Hintergrund des Stellenabbaus
Bereits in den vergangenen Jahren hatte Porsche immer wieder Arbeitsplätze gestrichen, um sich an veränderte Marktbedingungen anzupassen. Die nun angekündigten 5000 zusätzlichen Stellenstreichungen betreffen sowohl die Produktion als auch die Verwaltung. Die Region Stuttgart bleibt jedoch der zentrale Standort des Sportwagenherstellers.

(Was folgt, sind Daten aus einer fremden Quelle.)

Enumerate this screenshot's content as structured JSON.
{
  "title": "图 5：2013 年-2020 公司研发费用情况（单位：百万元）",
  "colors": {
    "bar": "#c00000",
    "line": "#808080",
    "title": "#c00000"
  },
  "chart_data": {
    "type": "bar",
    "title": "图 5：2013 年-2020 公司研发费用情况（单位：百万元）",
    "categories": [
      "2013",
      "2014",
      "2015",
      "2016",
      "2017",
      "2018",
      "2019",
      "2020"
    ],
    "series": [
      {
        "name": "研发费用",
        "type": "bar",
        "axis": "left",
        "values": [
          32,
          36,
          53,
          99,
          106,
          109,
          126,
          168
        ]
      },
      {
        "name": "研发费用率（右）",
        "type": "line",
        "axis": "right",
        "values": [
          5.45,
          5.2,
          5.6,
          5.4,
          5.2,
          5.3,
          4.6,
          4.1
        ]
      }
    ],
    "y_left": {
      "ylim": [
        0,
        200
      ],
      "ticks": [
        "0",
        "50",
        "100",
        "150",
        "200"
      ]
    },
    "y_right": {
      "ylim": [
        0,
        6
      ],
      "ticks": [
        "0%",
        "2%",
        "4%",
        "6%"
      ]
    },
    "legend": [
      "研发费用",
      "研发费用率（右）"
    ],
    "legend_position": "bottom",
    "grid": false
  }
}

Beschäftigungssicherung im Gegenzug
Als Ausgleich für den Stellenabbau haben sich die Unternehmensführung und der Gesamtbetriebsrat auf eine Verlängerung der Beschäftigungssicherung bis Ende 2035 geeinigt. Dies bedeutet, dass betriebsbedingte Kündigungen für die verbleibenden Mitarbeiter bis zu diesem Zeitpunkt ausgeschlossen sind. Die Vereinbarung soll Planungssicherheit für die Belegschaft schaffen.
Reaktionen und Ausblick
Die Nachricht stieß in der Region auf gemischte Reaktionen. Während Gewerkschaftsvertreter die Verlängerung der Beschäftigungssicherung positiv bewerteten, äußerten sie gleichzeitig Bedenken hinsichtlich der Zukunft der betroffenen Mitarbeiter. Porsche selbst betonte, dass der Schritt notwendig sei, um die Wettbewerbsfähigkeit des Unternehmens langfristig zu sichern. Weitere Details zu den genauen Abbaumaßnahmen sollen in den kommenden Wochen veröffentlicht werden.